JEFFERSON CITY, Mo. (KMIZ)
Missouri officials submitted a COVID-19 vaccine distribution plan to the CDC on Thursday, Gov. Mike Parson said.
Parson said Missouri got its "playbook" for the blueprint from the CDC a month ago, but the plan has been in the works since August. Other states are looking to Missouri's plan when making their own, Parson said.
He also warned the public to beware of media reports about the plan in coming days.
"Between now and Election Day, some media will utilize that to try and put misinformation in the public’s eyes," Parson said of the plan.
What the public should take away from the plan is that Missouri is prepared to take the next step in the coronavirus fight, Parson said. The governor has been criticized by political opponents for his handling of the pandemic and a perceived lack of action to slow the virus spread in Missouri.
Dr. Randall Williams, head of the Missouri Department of Health and Human Services, said at Parson's briefing Thursday that the state is planning to get a limited supply of vaccine in late November or early December. Several companies are working on coronavirus vaccines and all of them remain in trial stages.
Watch playback of the briefing in the player below.
Williams said the state will prioritize getting the limited vaccine to the most vulnerable population, including nursing home residents. Health care and other essential workers will be among the first to get vaccinated as well, according to a state news release.
“Our North Star is always individual patients. Our second North Star is always preventing spread in the community,” Williams said.
It isn't clear how many doses Missouri might get or how quickly they would be delivered.
Williams said the state has also worked on regulations for when the free vaccine is distributed.
Thousands of doctors and nurses have already signed up to receive doses of the vaccine, Williams said.

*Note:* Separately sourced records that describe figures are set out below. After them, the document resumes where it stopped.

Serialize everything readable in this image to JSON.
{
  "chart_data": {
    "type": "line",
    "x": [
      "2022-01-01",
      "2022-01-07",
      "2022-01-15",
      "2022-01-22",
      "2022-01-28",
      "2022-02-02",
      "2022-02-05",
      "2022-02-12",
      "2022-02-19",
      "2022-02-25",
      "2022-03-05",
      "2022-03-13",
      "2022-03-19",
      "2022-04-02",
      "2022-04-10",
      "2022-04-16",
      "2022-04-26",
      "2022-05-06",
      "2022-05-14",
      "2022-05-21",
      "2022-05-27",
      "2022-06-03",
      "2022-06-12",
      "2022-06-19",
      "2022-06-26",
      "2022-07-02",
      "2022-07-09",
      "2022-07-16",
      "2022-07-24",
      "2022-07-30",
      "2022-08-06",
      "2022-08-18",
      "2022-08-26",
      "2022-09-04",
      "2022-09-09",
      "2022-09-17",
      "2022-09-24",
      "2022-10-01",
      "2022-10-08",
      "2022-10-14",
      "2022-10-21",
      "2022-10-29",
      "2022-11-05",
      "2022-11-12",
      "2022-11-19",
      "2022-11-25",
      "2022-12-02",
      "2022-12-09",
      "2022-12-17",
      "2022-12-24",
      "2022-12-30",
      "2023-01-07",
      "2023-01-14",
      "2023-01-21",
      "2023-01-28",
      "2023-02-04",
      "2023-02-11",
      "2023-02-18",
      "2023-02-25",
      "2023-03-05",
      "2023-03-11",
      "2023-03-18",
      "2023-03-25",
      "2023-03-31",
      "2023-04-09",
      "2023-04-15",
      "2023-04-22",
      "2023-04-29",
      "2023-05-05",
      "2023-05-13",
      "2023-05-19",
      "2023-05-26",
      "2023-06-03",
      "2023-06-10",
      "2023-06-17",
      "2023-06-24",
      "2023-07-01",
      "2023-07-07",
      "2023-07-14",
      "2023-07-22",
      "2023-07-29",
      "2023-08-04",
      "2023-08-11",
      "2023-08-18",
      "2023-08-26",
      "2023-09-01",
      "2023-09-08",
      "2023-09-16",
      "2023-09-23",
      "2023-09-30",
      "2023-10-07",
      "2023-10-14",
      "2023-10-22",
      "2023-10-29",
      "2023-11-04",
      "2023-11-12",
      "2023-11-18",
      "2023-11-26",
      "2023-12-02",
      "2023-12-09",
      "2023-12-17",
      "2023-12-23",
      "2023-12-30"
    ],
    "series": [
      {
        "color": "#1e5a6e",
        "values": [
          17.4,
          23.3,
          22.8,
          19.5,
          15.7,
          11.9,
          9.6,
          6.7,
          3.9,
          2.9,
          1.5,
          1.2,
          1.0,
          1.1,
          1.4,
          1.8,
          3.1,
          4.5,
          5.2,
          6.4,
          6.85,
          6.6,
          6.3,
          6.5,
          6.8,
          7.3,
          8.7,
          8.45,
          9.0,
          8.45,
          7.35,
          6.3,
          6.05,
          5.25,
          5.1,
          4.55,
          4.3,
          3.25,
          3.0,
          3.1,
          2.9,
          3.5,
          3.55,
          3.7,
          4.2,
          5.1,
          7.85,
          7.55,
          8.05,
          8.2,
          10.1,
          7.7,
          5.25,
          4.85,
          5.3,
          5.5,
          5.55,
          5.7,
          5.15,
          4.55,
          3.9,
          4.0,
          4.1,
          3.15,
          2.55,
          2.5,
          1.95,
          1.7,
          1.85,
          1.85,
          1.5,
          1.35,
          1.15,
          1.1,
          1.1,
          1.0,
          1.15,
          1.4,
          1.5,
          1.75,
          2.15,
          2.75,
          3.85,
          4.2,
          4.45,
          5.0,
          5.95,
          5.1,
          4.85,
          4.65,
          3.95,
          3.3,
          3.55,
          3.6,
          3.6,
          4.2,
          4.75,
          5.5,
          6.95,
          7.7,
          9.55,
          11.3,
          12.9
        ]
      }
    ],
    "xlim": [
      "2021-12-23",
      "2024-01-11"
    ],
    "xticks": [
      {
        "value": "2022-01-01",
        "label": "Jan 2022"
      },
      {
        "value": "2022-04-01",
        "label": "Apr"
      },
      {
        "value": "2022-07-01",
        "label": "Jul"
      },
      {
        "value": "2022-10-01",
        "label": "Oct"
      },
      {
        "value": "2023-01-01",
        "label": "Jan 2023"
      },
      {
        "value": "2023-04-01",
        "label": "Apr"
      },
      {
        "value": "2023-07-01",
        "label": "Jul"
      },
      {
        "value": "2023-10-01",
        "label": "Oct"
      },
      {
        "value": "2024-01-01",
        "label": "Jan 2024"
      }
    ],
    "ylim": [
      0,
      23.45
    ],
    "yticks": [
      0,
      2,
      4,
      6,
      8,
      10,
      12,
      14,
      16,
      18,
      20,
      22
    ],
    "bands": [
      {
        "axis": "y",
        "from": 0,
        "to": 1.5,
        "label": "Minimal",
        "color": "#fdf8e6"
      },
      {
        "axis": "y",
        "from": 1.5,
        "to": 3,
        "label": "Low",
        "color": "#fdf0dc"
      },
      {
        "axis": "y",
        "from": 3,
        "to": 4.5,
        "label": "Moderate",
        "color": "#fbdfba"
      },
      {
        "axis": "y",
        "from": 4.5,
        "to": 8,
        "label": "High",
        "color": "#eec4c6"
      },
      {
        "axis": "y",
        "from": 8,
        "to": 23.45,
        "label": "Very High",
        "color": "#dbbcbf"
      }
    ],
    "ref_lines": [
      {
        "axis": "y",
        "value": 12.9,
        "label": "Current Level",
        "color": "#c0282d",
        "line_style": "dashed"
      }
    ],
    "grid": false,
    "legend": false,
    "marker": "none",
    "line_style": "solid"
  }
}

The state expects to get feedback on the document from the CDC by Oct. 16.
Parson also talked about a data error that led to the health department's website erroneously reporting more than 5,000 new cases Saturday. The site did not report any new case totals until Wednesday as the department worked on the problem.
The problem stemmed from health department workers noticing an error in how data was imported into the reporting software, Parson said.
"I want to point out, the issue was a technology error in the system," Parson said. "The data was not lost and all new cases still have been and will continue to be reported in an accurate and timely fashion to the public. As we have said many times, we are in an unprecedented situation."
Parson said the health department has handled more than 2.2 million records during the COVID-19 pandemic.
New cases are on the rise with about 1,400 new cases per day last week, Parson said. Hospitalizations are also increasing, but Parson said hospitals are meeting the demand. He said the fatality rate from the virus in Missouri has reached 1.6%.
Parson also touted a saliva-based test that will provide shorter turnaround times for test results. He appeared at a Kansas City hospital Thursday morning to mark the delivery of a machine to test the samples.
One of the machines is set for delivery to central Missouri, but it's not yet clear where it will be located.
Truman Medical Center in Kansas City will be one of the first hospitals in Missouri to offer a saliva-based COVID-19 test, according to a Thursday morning tweet.
Parson met with hospital representatives in the morning going over how the medical center will receive resources to deliver the test.
Recently, the governor's office reported it spent $1 million of CARES Act funding to purchase four of the saliva-based testing machines.
In August, the FDA approved Washington University to administer the test.